Today in History

29 January 2019

Look in the mirror

Global warming?  Maybe.

Climate change?  Probably.

Man-made?  More likely than not.

The United States as the largest contributor?  Depends.

Depends on what?  Depends on whether or not you consider the US CONSUMER as part of that contribution.  And NOT just considering what your daily fossil-fuel usage might be; heating, cooling, electricity, travel fuels. 

Consider first what device upon which you may be viewing this.  Consider how much energy it takes to locate, mine, process, and refine those milligrams of rare earth metals that are used in IT and every other phone, pad, laptop, computer, server, switch, and satellite needed to type and see this message.

Consider next how the country in which these resources are produced cares LITTLE about how it hurts our world's environment, and cares more about an economy strong enough to keep its peoples employed and fed.  Consider how NOT doing so would result in MILLIONS of its citizens revolting, showing the world another failed communist/socialist attempt at government.

The leaders and governments of both India and China are in NO position to have a concern about how an American consumer might need to dispose of another lithium-ion battery, how much arsenic there might be in the pigments that color that child's toy or drinking cup, or how many tons of pollutants are spewed into the atmosphere or oceans.  They need to provide their manufacturing firms the opportunity to provide just enough employment wages for a majority of their population to keep them housed and fed.  If the air everyone breathes or the water everyone drinks causes a deadly disease, so much the better; fewer people to worry about.
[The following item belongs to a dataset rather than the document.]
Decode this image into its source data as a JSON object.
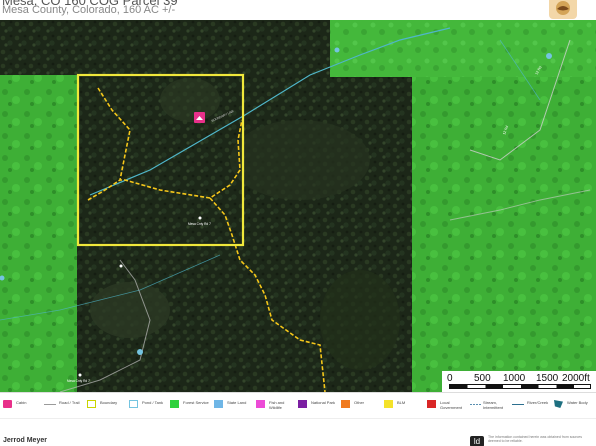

So, saying that the United States and its citizens are the largest contributors to climate change, you'll have to qualify that by asking how much "new" is enough.  We've raised generations on "disposable" to the point where anything that lasts longer than 10 years is TOO old-fashioned to be worthwhile. 

There's a reason that some of these items have lasted that long.  And very little of it has to do with heavy metals.